1. Introitus et Kyrie
2. Graduale
3. Dies Irae
4. Offertorium
5. Sanctus
6. Pie Jesu
7. Agnus Dei

In 1820 a funeral march and a motet In Paradisum were added. In 1834 the work was prohibited by the archbishop of Paris because of its use of women's voices, and in 1836 Cherubini wrote a second Requiem in D minor for men's chorus to be performed at his own funeral.

The Requiem is orchestrated for SATB-choir, 2 oboes, 2 clarinets, 2 bassoons, 2 trumpets, 2 horns, 3 trombones, timpani, tam-tam, and strings. Note the absence of flutes and SATB-soloists, and the presence of a tam-tam, notably in the opening of the Dies Irae.

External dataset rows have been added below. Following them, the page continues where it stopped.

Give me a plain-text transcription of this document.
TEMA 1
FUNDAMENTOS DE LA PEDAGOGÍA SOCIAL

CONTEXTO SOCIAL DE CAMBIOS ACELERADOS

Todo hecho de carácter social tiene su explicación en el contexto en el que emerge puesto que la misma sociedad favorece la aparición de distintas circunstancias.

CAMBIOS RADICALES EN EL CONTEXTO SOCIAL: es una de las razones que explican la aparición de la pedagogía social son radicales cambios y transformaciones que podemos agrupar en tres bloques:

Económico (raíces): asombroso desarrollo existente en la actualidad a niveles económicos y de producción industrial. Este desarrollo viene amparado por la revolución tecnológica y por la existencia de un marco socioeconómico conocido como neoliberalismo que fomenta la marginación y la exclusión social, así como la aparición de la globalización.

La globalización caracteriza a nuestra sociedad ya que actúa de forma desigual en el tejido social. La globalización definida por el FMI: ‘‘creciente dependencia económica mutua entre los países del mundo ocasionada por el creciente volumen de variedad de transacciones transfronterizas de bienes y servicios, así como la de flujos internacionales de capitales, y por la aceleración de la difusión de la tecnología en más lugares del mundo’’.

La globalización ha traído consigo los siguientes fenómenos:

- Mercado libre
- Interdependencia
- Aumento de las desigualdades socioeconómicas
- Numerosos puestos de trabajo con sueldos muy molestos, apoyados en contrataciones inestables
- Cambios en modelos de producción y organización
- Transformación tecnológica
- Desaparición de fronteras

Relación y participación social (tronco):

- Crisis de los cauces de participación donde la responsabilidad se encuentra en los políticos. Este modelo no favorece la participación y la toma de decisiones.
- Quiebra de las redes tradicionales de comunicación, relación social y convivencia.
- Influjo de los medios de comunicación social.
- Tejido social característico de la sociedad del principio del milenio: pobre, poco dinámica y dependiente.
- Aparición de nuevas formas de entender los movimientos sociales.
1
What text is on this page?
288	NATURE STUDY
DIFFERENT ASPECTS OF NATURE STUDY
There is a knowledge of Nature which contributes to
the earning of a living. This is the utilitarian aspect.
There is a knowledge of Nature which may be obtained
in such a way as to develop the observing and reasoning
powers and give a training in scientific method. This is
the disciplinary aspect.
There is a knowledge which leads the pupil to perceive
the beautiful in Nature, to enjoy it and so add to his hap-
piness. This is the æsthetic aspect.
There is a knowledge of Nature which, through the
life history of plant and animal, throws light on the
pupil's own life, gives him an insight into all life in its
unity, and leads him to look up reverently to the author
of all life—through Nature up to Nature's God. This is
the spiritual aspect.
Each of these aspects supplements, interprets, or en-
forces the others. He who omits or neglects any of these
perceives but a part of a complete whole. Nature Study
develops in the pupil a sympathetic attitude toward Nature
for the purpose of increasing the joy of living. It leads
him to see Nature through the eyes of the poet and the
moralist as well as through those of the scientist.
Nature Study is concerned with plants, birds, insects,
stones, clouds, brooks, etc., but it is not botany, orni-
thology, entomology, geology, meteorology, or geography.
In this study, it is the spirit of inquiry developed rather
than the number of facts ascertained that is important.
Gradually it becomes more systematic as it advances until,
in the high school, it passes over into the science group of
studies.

==Discography and references==

A notable recording of this requiem was made under the baton of Arturo Toscanini, with the NBC Symphony Orchestra and Robert Shaw Chorale. Also included in the compilation is the Te Deum from Verdi's Quattro pezzi sacri. A recording of the Requiem in C Minor with the Ambrosian Singers and the Philharmonia Orchestra conducted by Riccardo Muti was made in 1982 and released by EMI. The later requiem in D minor was recorded by the same choir, orchestra and conductor, and released by EMI in 1987. Boston Baroque recorded the C-minor Requiem under Martin Pearlman in 2007 for Telarc.

The Requiem in C Minor was also recorded by Hervé Niquet and Le Concert Spirituel for the Alpa Classics Label in 2016.

The piece was also featured in the 1992 film Twin Peaks: Fire Walk With Me and in the 2007 film Rebellion: the Litvinenko Case.